Civil service's loss becomes lake's gain

February 20, 1998

The University of Greenwich's Natural Resources Institute, once a an official state agency, is leading efforts to revive one of Africa's natural wonders, reports David Jobbins

Lake Tanganyika is one of the natural wonders of the world. At its deepest, it is almost 1.5 kilometres and holds almost a sixth of the world's fresh water. It is a unique natural laboratory, with at least 300 fish species, 200 of which are found nowhere else.

And its future is on a knife edge. The delicate natural balance, which has evolved over 10 million years, is in danger of being upset by human pressure. The lake draws its waters from rivers draining 250,000 square kilometres of the four countries that surround Lake Tanganyika. Heavy agricultural use of the surrounding land has accelerated erosion, and topsoil laden with fertilisers and pesticides is washing in from the catchment areas. Urbanisation has brought sewage and industrial waste into water courses and then into the lake.

The lake's troubles are exacerbated by the political and social problems of a region that has seen more than its fair share of war, genocide and human misery.

But the Lake Tanganyika biodiversity project aims to help the four nations surrounding the lake - Burundi, the Democratic Republic of the Congo (formerly Zaire), Tanzania and Zambia -produce an effective and sustainable system for managing and conserving the biodiversity of Lake Tanganyika.

The five-year project, involving universities and other institutions from the four states with advice from international agencies, runs until 2000. It is being implemented through the United Nations Office for Project Services by Chatham-based Natural Resources Institute in collaboration with two British research organisations, MRAG Ltd and the Institute of Freshwater Ecology. Funding comes from the Global Environmental Facility, the interim financial mechanism for the new international conventions on climate change and biodiversity.

NRI is a rare example of a major research institute joining a university instead being spun off from one. It is part of the University of Greenwich, but its global reputation was established when it was part of the civil service. Its skills are in clearly defined areas such as pest control, livestock, food security, fisheries and agronomy. But the emphasis is increasingly multidisciplinary, a trend underlined by the creation of the natural resources management department, which houses the Tanganyika project.

Such projects need not only the traditional specialists but environmentalists, social scientists and economists. The natural resources management department was formed specifically to facilitate an integrated multidisciplinary approach to environmental management and the sustainable use of natural resources. It brings together forestry, livestock, fisheries and land resources groups under a single management. It is expert in farming systems, wildlife management, land-use planning, watershed and coastal zone management, community forestry, institutional development and project-cycle management.

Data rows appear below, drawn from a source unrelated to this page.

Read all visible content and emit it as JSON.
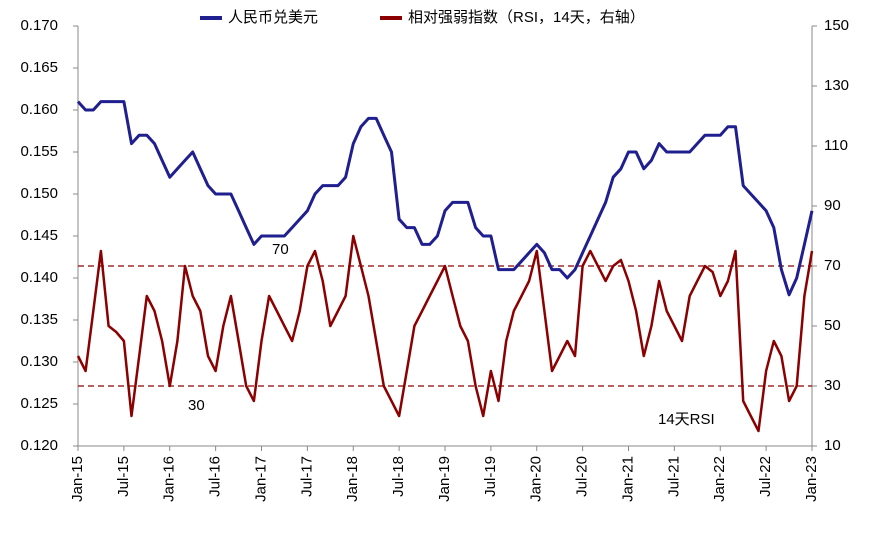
{
  "chart_data": {
    "type": "line",
    "categories": [
      "Jan-15",
      null,
      null,
      null,
      null,
      null,
      "Jul-15",
      null,
      null,
      null,
      null,
      null,
      "Jan-16",
      null,
      null,
      null,
      null,
      null,
      "Jul-16",
      null,
      null,
      null,
      null,
      null,
      "Jan-17",
      null,
      null,
      null,
      null,
      null,
      "Jul-17",
      null,
      null,
      null,
      null,
      null,
      "Jan-18",
      null,
      null,
      null,
      null,
      null,
      "Jul-18",
      null,
      null,
      null,
      null,
      null,
      "Jan-19",
      null,
      null,
      null,
      null,
      null,
      "Jul-19",
      null,
      null,
      null,
      null,
      null,
      "Jan-20",
      null,
      null,
      null,
      null,
      null,
      "Jul-20",
      null,
      null,
      null,
      null,
      null,
      "Jan-21",
      null,
      null,
      null,
      null,
      null,
      "Jul-21",
      null,
      null,
      null,
      null,
      null,
      "Jan-22",
      null,
      null,
      null,
      null,
      null,
      "Jul-22",
      null,
      null,
      null,
      null,
      null,
      "Jan-23"
    ],
    "series": [
      {
        "name": "人民币兑美元",
        "color": "#1f1f8f",
        "values": [
          0.161,
          0.16,
          0.16,
          0.161,
          0.161,
          0.161,
          0.161,
          0.156,
          0.157,
          0.157,
          0.156,
          0.154,
          0.152,
          0.153,
          0.154,
          0.155,
          0.153,
          0.151,
          0.15,
          0.15,
          0.15,
          0.148,
          0.146,
          0.144,
          0.145,
          0.145,
          0.145,
          0.145,
          0.146,
          0.147,
          0.148,
          0.15,
          0.151,
          0.151,
          0.151,
          0.152,
          0.156,
          0.158,
          0.159,
          0.159,
          0.157,
          0.155,
          0.147,
          0.146,
          0.146,
          0.144,
          0.144,
          0.145,
          0.148,
          0.149,
          0.149,
          0.149,
          0.146,
          0.145,
          0.145,
          0.141,
          0.141,
          0.141,
          0.142,
          0.143,
          0.144,
          0.143,
          0.141,
          0.141,
          0.14,
          0.141,
          0.143,
          0.145,
          0.147,
          0.149,
          0.152,
          0.153,
          0.155,
          0.155,
          0.153,
          0.154,
          0.156,
          0.155,
          0.155,
          0.155,
          0.155,
          0.156,
          0.157,
          0.157,
          0.157,
          0.158,
          0.158,
          0.151,
          0.15,
          0.149,
          0.148,
          0.146,
          0.141,
          0.138,
          0.14,
          0.144,
          0.148
        ]
      },
      {
        "name": "相对强弱指数（RSI，14天，右轴）",
        "color": "#8b0000",
        "axis": "y2",
        "values": [
          40,
          35,
          55,
          75,
          50,
          48,
          45,
          20,
          40,
          60,
          55,
          45,
          30,
          45,
          70,
          60,
          55,
          40,
          35,
          50,
          60,
          45,
          30,
          25,
          45,
          60,
          55,
          50,
          45,
          55,
          70,
          75,
          65,
          50,
          55,
          60,
          80,
          70,
          60,
          45,
          30,
          25,
          20,
          35,
          50,
          55,
          60,
          65,
          70,
          60,
          50,
          45,
          30,
          20,
          35,
          25,
          45,
          55,
          60,
          65,
          75,
          55,
          35,
          40,
          45,
          40,
          70,
          75,
          70,
          65,
          70,
          72,
          65,
          55,
          40,
          50,
          65,
          55,
          50,
          45,
          60,
          65,
          70,
          68,
          60,
          65,
          75,
          25,
          20,
          15,
          35,
          45,
          40,
          25,
          30,
          60,
          75
        ]
      }
    ],
    "ylim": [
      0.12,
      0.17
    ],
    "yticks": [
      {
        "value": 0.12,
        "label": "0.120"
      },
      {
        "value": 0.125,
        "label": "0.125"
      },
      {
        "value": 0.13,
        "label": "0.130"
      },
      {
        "value": 0.135,
        "label": "0.135"
      },
      {
        "value": 0.14,
        "label": "0.140"
      },
      {
        "value": 0.145,
        "label": "0.145"
      },
      {
        "value": 0.15,
        "label": "0.150"
      },
      {
        "value": 0.155,
        "label": "0.155"
      },
      {
        "value": 0.16,
        "label": "0.160"
      },
      {
        "value": 0.165,
        "label": "0.165"
      },
      {
        "value": 0.17,
        "label": "0.170"
      }
    ],
    "y2lim": [
      10,
      150
    ],
    "y2ticks": [
      10,
      30,
      50,
      70,
      90,
      110,
      130,
      150
    ],
    "hlines": [
      {
        "value": 70,
        "label": "70",
        "color": "#8b0000"
      },
      {
        "value": 30,
        "label": "30",
        "color": "#8b0000"
      }
    ],
    "annotation": "14天RSI",
    "legend": "top"
  }
}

New postgraduate initiatives with the University of Greenwich include an MSc in natural resources management that will be offered partly in overseas institutions. The emphasis will be on developing local capacity for the planning and integrated management of natural resources in a way typified by the Lake Tanganyika project.

Barry Blake, head of the natural resources management department, says: "We can provide the framework so that when it comes to the attention of the partner countries, they have a framework to use." The NRMD's turnover in 1996-97 is an estimated Pounds 7 million out of a total for the institute of Pounds 22 million, which in turn is a fifth of the turnover of the whole university. The NRMD's funds come from Department for International Development, the World Bank, the Asian Development Bank, United Nations Development Programme, the German aid agency GTZ, the Know How Fund, the European Commission and a range of public and private customers.

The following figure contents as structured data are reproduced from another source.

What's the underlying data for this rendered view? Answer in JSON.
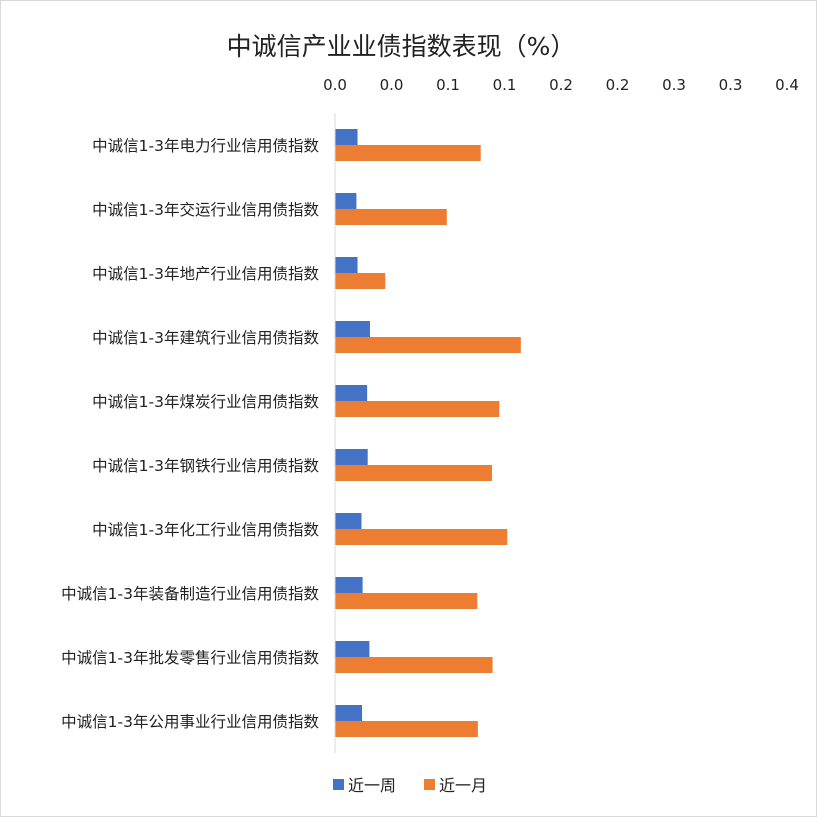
{
  "chart_data": {
    "type": "bar",
    "orientation": "horizontal",
    "title": "中诚信产业业债指数表现（%）",
    "x_axis_position": "top",
    "xlim": [
      0,
      0.4
    ],
    "x_tick_labels": [
      "0.0",
      "0.0",
      "0.1",
      "0.1",
      "0.2",
      "0.2",
      "0.3",
      "0.3",
      "0.4"
    ],
    "categories": [
      "中诚信1-3年电力行业信用债指数",
      "中诚信1-3年交运行业信用债指数",
      "中诚信1-3年地产行业信用债指数",
      "中诚信1-3年建筑行业信用债指数",
      "中诚信1-3年煤炭行业信用债指数",
      "中诚信1-3年钢铁行业信用债指数",
      "中诚信1-3年化工行业信用债指数",
      "中诚信1-3年装备制造行业信用债指数",
      "中诚信1-3年批发零售行业信用债指数",
      "中诚信1-3年公用事业行业信用债指数"
    ],
    "series": [
      {
        "name": "近一周",
        "color": "#4472c4",
        "values": [
          0.0195,
          0.0185,
          0.0195,
          0.0305,
          0.028,
          0.0285,
          0.023,
          0.024,
          0.03,
          0.0235
        ]
      },
      {
        "name": "近一月",
        "color": "#ed7d31",
        "values": [
          0.1285,
          0.0985,
          0.044,
          0.164,
          0.145,
          0.1385,
          0.152,
          0.1255,
          0.139,
          0.126
        ]
      }
    ],
    "grid": false,
    "legend_position": "bottom"
  }
}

NRI's origins stretch back to 1894, when the scientific and practical department at the Imperial Institute in South Kensington, London, was created to provide analytical and commercial information on the natural resources of Britain's colonies. It went through various changes over the years until it became the Overseas Development Natural Resources Institute in 1987. In 1990 it became an executive agency under the government's Next Steps Programme and assumed the title Natural Resources Institute.

In May 1996, NRI was transferred to the University of Greenwich, where it functions as a research institute of the university, using the university's administrative and technological infrastructure.

A period of rapid adjustment followed with the creation of Natural Resources International - formerly NRI's international division - as a joint venture company owned by a consortium of Greenwich and Edinburgh universities and Imperial and Wye colleges. NRI's ten departments were reduced to five, with 0 scientists from many disciplines. Up to 50 of the scientists are on overseas postings of three to five years, and most of the rest have had overseas field experience. Director John Perfect says: "You are looking at a broad experience of more than 1,000 years of exposure in developing countries."

The 1996 research assessment exercise came during NRI's transition from agency status to a university institute. Despite short notice and unfamiliarity with the process, it achieved a 4 for agriculture - better than its NRI partner, Wye College. The rating is worth nearly Pounds 1 million a year to the institute in money for research - funding that is not tied to specific projects.

Dr Perfect says: "Suddenly we have research money. People can bid to do research that they actually want to do, not something they have to apply for in response to a call from a research programme or funding council. Most important, it will bring a huge rush of new blood into the institute. Over the past ten years the institute has staggered along with very little junior recruitment. In the past three months, we gained 20 new PhD students."